[reply to the series of three mails below]
On Tue, Oct 16, 2007 at 08:27:28PM -0700, Andrew Morton wrote:
> On Tue, 16 Oct 2007 18:41:28 -0700 [email protected] wrote:
>
> > +#define DMA_BARRIER_ATTR 0x1
> > +#ifndef ARCH_USES_DMA_ATTRS
> > +static inline int dma_flags_set_attr(u32 attr, enum dma_data_direction dir)
> > +{
> > + return dir;
> > +}
>
> This function takes an `enum dma_data_direction' as its second arg, but your
> ia64 implementation takes an 'int'.
>
This is because the dma_data_direction enum type isn't available
at the point the ia64 implementation is defined.
> > .....
> > dma_addr_t sn_dma_map_single(struct device *dev, void *cpu_addr, size_t size,
> > - int direction)
> > + int flags)
> > {
> > dma_addr_t dma_addr;
> > unsigned long phys_addr;
> > struct pci_dev *pdev = to_pci_dev(dev);
> > struct sn_pcibus_provider *provider = SN_PCIDEV_BUSPROVIDER(pdev);
> > + int dmabarrier = dma_flags_get_attr(flags) & DMA_BARRIER_ATTR;
>
> So we take an `enum data_direction' and then wedge it into a word alongside
> some extra flags?
>
> Can we do something nicer than that?
Changing the type of the last argument to dma_map_* functions
to be a bitmask?
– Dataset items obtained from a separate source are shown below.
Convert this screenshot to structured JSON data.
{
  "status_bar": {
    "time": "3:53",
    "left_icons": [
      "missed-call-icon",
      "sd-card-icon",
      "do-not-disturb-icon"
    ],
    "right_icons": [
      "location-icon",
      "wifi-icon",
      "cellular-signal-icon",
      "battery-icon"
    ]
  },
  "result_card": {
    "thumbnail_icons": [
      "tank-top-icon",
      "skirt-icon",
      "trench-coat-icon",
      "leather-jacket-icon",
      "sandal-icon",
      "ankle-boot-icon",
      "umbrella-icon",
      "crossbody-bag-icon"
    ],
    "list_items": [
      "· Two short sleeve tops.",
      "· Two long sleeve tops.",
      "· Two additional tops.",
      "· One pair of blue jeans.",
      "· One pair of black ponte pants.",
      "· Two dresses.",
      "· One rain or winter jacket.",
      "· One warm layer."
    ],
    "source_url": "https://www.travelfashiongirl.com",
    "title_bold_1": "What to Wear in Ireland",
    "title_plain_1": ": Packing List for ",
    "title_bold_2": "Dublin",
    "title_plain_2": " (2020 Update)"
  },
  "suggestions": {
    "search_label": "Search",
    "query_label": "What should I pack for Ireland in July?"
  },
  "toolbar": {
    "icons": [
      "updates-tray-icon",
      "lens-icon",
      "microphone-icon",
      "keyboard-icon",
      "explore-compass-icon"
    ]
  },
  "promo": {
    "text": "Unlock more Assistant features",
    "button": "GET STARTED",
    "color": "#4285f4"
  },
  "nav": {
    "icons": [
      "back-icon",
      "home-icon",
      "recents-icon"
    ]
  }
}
Or adding an additional argument? (Both of
which you mention below.)
> > .....
> > +DMA_BARRIER_ATTR would be set when the memory region is mapped for DMA,
> > +e.g.:
> > +
> > + int count;
> > + int flags = dma_flags_set_attr(DMA_BARRIER_ATTR, DMA_BIDIRECTIONAL);
> > + ....
> > + count = dma_map_sg(dev, sglist, nents, flags);
> > +
>
> Isn't this rather a kludge?
I prefer the term "hack".
>
> What would be the cost of doing this cleanly and either redefining
> dma_data_direction to be a field-of-bits or just leave dma_data_direction
> alone (it is quite unrelated to this work, isn't it?) and adding new
> fields/arguments to manage this new functionality?
It'd be significantly more work to do change or add arguments
to the dma_map_* functions. But if that's what I need to do to
get this accepted, I'll back up and have another go at it.